Women with albinism are sometimes double victims of human-rights abuses. They are not only gender marginalised but also fall into the disabled category. Their overview of human rights has allowed them to successfully empathise with and include other marginalised groups and women who have been pushed to the peripheries and silenced.

Mbane explains: "We are the united front because we form part of the whole spectrum of the human race. We are able to fight so many injustices, like gender-based violence, lack of job opportunities and discrimination. We have an overview and could be the people who spearhead the change we need for human rights.

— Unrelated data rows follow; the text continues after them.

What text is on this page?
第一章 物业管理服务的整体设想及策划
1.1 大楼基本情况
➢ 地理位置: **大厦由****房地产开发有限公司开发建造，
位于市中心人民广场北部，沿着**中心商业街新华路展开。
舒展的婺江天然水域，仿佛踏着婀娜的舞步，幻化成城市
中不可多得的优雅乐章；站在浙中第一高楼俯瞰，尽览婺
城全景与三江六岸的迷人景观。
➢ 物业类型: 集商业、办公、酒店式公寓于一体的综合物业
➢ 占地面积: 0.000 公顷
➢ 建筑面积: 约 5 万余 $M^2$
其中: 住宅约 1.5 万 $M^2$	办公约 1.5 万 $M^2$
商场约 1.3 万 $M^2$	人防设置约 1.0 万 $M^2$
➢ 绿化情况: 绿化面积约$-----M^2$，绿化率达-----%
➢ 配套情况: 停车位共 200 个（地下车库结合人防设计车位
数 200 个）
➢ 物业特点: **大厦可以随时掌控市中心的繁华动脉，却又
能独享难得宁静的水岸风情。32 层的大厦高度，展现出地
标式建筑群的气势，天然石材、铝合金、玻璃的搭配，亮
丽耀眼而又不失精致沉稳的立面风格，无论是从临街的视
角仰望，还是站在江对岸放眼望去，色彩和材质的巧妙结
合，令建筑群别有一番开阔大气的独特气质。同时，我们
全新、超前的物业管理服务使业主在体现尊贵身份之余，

"There is a great need to awaken this consciousness across the continent and enable many people with albinism to self-actualise and take control of their lives."


The PWA inclusivity campaign is built on the theory of resilience-development storytelling and uses multiple platforms including mentorship, entrepreneurship and job creation to provide platforms for long and lasting change.

"We are lobbying companies to change their employment strategies and train PWA as restorative justice mediators who will be appointed and paid to mediate where conflict arises," explained Van Selm.

The 16 days of activism campaign used the slogan #hearmetoo as a global platform for PWA to champion the telling of their own stories and narratives and raise awareness of human-rights violations.